35. A diagnostic test kit for detection of papillomavirus infection, comprising a composition containing chimeric virus-like particles that exhibit conformational antigenic epitopes capable of eliciting neutralizing antibodies in a subject, wherein the chimeric virus-like particles comprise a recombinant HPV L1 that encapsulates a recombinant HPV L2 and/or HPV L2 fusion protein, and a detection agent.

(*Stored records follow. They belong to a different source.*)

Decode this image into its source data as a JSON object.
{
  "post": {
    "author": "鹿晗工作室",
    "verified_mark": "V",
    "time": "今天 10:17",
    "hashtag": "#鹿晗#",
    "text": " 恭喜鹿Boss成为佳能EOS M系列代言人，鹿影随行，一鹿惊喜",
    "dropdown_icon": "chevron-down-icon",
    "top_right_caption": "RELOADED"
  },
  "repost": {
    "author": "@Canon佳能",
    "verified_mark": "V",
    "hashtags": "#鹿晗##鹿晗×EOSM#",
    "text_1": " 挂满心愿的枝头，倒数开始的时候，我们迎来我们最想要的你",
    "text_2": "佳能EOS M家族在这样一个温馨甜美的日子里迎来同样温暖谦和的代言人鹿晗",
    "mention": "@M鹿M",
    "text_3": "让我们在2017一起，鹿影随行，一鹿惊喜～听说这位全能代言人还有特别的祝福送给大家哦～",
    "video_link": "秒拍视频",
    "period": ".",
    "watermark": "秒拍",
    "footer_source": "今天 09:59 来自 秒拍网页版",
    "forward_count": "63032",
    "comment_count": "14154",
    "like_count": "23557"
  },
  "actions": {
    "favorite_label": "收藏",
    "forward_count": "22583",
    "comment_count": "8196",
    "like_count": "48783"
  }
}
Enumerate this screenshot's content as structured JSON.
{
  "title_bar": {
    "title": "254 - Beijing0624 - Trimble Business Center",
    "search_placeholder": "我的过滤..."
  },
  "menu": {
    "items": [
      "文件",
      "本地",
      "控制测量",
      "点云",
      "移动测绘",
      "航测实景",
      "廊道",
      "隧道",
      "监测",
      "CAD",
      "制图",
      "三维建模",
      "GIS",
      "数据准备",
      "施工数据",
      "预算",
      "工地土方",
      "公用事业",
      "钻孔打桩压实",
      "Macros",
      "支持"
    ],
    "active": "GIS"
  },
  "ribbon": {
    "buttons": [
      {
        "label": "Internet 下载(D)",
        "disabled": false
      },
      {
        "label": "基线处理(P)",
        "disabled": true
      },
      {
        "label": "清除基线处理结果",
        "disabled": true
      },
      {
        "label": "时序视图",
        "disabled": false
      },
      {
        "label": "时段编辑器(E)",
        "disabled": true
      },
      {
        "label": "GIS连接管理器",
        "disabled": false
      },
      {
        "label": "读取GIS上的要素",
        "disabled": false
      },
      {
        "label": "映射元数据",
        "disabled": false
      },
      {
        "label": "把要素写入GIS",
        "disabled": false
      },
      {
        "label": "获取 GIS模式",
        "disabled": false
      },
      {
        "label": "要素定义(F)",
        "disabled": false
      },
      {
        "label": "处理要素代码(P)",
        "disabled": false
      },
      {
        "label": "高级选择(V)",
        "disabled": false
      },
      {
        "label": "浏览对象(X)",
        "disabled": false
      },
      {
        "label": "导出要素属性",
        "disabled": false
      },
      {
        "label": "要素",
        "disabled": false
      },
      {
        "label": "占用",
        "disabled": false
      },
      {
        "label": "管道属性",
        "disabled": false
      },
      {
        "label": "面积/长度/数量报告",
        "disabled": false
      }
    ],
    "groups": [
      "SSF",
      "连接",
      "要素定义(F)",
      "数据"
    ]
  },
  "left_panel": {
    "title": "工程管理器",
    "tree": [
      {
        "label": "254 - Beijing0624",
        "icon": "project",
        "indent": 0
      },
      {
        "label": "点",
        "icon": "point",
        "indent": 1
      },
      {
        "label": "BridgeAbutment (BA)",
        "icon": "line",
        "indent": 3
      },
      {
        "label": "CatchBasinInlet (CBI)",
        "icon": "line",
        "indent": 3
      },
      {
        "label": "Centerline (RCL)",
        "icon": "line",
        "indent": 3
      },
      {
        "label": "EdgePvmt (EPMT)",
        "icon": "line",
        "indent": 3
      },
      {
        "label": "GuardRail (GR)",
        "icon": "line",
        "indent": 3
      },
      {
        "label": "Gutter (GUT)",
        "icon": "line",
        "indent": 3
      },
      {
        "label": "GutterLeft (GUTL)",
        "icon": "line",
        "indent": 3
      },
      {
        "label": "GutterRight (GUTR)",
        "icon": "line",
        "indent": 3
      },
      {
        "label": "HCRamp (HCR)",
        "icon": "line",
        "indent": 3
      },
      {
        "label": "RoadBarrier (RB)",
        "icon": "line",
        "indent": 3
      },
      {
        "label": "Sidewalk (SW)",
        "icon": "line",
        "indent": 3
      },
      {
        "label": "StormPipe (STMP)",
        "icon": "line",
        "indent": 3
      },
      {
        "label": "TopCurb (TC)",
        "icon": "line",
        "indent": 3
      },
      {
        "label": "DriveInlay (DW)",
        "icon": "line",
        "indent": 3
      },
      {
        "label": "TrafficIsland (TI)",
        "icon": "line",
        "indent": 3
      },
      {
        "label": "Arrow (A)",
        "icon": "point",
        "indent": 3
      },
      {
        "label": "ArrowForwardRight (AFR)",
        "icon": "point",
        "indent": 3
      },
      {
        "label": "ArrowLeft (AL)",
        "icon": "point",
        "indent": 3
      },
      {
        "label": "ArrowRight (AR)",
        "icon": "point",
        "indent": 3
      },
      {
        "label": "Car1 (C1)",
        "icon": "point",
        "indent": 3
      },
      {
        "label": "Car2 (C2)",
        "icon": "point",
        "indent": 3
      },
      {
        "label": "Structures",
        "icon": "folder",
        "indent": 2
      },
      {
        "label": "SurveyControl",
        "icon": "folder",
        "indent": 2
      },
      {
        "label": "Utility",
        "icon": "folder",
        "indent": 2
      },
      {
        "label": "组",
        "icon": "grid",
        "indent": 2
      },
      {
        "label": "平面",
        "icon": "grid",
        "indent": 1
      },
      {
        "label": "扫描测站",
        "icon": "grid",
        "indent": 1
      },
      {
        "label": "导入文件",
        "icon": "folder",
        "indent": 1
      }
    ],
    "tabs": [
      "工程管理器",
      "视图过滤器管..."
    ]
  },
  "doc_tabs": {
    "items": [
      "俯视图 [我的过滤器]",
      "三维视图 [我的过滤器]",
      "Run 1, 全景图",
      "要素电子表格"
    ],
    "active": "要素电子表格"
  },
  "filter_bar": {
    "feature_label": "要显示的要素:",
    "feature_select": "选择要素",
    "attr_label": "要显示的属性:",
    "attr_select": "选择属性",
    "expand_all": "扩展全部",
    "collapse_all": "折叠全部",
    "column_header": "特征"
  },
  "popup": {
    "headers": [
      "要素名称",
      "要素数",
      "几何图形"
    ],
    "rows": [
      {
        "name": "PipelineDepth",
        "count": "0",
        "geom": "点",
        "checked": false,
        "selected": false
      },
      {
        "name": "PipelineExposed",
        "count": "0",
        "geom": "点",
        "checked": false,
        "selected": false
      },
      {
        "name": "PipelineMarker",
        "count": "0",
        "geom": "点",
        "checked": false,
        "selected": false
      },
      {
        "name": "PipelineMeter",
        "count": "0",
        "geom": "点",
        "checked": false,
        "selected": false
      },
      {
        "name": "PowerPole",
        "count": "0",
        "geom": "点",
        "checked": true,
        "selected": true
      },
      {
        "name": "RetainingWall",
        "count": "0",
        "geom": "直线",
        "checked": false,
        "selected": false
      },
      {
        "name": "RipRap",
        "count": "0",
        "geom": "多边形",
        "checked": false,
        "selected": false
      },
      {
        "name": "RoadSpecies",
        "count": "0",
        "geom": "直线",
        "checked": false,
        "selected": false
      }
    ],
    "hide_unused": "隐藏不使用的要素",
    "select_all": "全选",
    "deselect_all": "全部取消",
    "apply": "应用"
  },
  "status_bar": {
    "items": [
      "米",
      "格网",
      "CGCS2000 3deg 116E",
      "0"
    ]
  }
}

36. The diagnostic test kit of claim 34, wherein the papillomavirus infection is caused by one or more human papillomavirus genotypes.

37. A method of treating or preventing a papillomavirus related disease or disorder comprising administering to an individual in need thereof an effective amount of the pharmaceutical composition of claim 28.

38. A method of protecting an individual against a papillomavirns infection, comprising administering to the individual an effective amount of the vaccine of claim 29.